Yenni’s response, according to the teen, was: “I know the laws.”

The feds already have some familiarity with Yenni’s private communications, thanks to an alleged extortion plot the FBI investigated six years ago. Yenni, who was 33 and unmarried at the time, was the ostensible victim in that case, as political opponents were threatening to use the messages to embarrass him and force him out of the race for Kenner mayor.

In that case, Yenni, then chief administrative officer in Kenner, was allegedly using a BlackBerry tied into a city server and billed to taxpayers to send racy messages.

Yenni was preparing to run against Louis Congemi, then on the Jefferson Parish Council. Congemi’s ex-wife was forced to resign her post as Kenner’s director of information technology after she downloaded Yenni’s texts and gave them to Congemi.

No charges were ever brought, however, and Yenni won the election.

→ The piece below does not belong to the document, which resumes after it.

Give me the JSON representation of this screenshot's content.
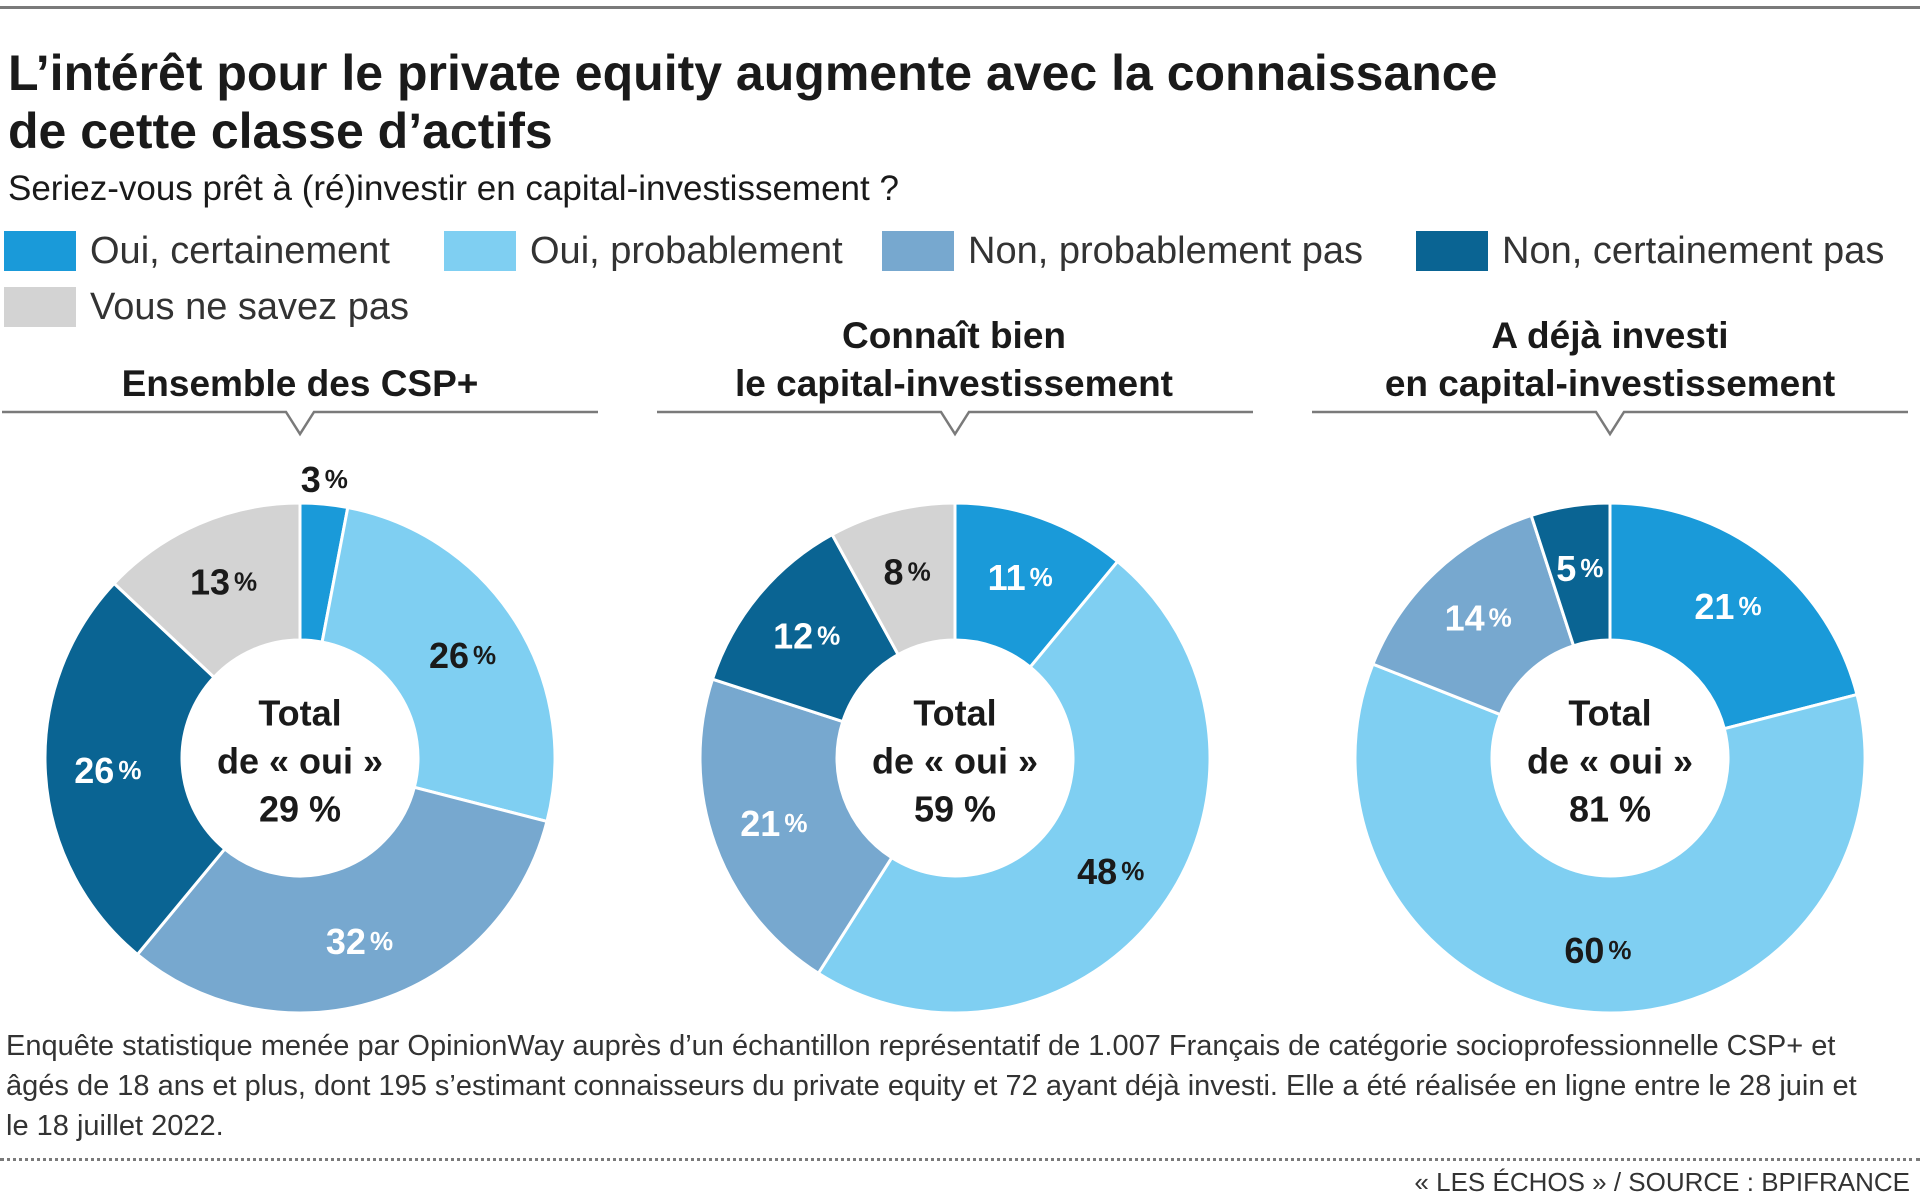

Additional Link: Yenni family members hope JP President will step down

The online newspaper NOLA Defender obtained alleged printouts of some of those texts – separate conversations with eight men and a woman that occurred over a three-week period spanning parts of December 2009 and January 2010.

The publication shared the text messages with WWL-TV, which sought to verify their authenticity by speaking with the people involved in the texts. Three of the nine people confirmed their accuracy. Two would not acknowledge sending the texts and refused to comment, while four could not be reached. WWL-TV was able to determine that Yenni’s sexting partners in those conversations were all adults.

The three people who confirmed the explicit texts from 2009 and 2010 told WWL-TV they were angry that Yenni would carry on such intimate conversations with them on a phone that was paid for by the city and that used city servers to preserve messages.

Rosenberg says the content of the texts from 2009 and 2010 wouldn’t likely be admissible in court if the feds were to charge Yenni over the 2015 texts, because none of the participants in the earlier texts was under 18.